Une tonnellerie façonnant uniquement du bois suisse vient d’être créée à Valeyres-sous-Rances (VD). Un millier de barriques en sortiront chaque année, afin de bonifier les crus locaux dans le respect de la tradition.

Les chênes du Plateau mettent deux ans à se muer en fûts d’exception

Ses coups de marteau résonnent bien au-delà de la cour du Manoir de Valeyres-sous-Rances (VD). Aussi précis qu’un métronome, Rémi Merlier frappe, ce matin-là, les lanières d’acier qui enserreront la barrique qu’il confectionne pour le compte de la famille Sother. L’artisan, ancien Compagnon du Devoir, a été recruté en France, pays de référence dans le domaine de la tonnellerie. «J’ignorais tout de ce métier, confie le jeune homme, qui prévoit de façonner un millier de fûts par an. J’aime travailler dans le respect de la matière, entièrement à la main avec des outils imaginés il y a des siècles de cela.»

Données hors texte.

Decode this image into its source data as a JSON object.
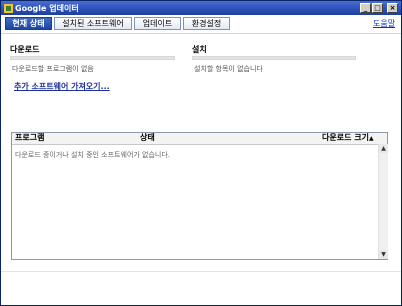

Il a apporté un savoir-faire spécifique, qui avait presque disparu du pays. Réaliser un fût, d’apparence rustique, représente en effet un véritable petit prodige technique. Aucune colle ni aucun clou ne sont employés pour assembler les éléments de ces contenants étanches, qui ont été inventés par les Gaulois (lire l’encadré). Seule une autre tonnellerie, celle de Franz Hüsler à Saint-Légier (VD), perpétue cette tradition en Suisse romande. «La plupart des viticulteurs achètent leurs tonneaux en France, note Maxime Sother, à la tête du domaine du Manoir ainsi que de celui du Château de Malessert à Perroy. Nous voulons leur proposer des barriques en chêne d’ici, dont on maîtrise la fabrication du début à la fin.»

Un bois recherché

Cela fait plus de deux ans que le projet a été lancé avec Pierre-Olivier Dion-Labrie, directeur technique de l’entreprise viticole, également œnologue. Il a parcouru le plateau pour acheter les grumes, issues des forêts entourant Payerne, Pomy (VD), ou encore de Rheinfelden (AG). «De novembre à janvier, on assiste aux ventes aux enchères dans les plus belles chênaies du pays, où l’on trouve des bois de haute qualité et très aromatiques, détaille-t-il. Au début, on nous prenait pour des rigolos, il a fallu jouer des coudes, car cette essence est recherchée notamment dans le milieu du luxe. Aujourd’hui, on en acquiert 500 m3 par an.» Fendues et non sciées afin de garantir l’étanchéité des futurs fûts, les grumes sont ensuite taillées en merrains. Ces petites planches passeront deux ans à sécher à l’air libre, le bois développant ses arômes au fil des saisons. Les précipitations les délestent aussi d’une partie de leurs tanins indésirables.

Travail en force

Les merrains sont ensuite affinés pour devenir des douelles. «J’en utilise de 28 à 30 pour former un tonneau, explique Rémi Merlier, qui les découpe avec un angle
précis afin de les imbriquer parfaitement.
Le bois est chauffé, ce qui me permet de le courber pour qu’il prenne sa forme définitive.» Puis l’artisan sertit le tonneau avec six cerceaux en acier, avant de le chauffer de nouveau. C’est l’étape clé de tout bon tonnelier, qui forgera l’identité des crus. «On choisit à quel point l’intérieur du fût sera toasté, ajoute Maxime Sother. Les arômes seront plus ou moins marqués en fonction de l’action du feu sur les douelles et des désirs des œnologues, qui cherchent peut-être pour leurs vins des notes de vanille ou, plus corsées, de café.» Les pinots ou les merlots que l’on y placera se chargeront de gonfler le bois de façon à assurer l’étanchéité du fût, en favorisant également l’oxygénation du contenu.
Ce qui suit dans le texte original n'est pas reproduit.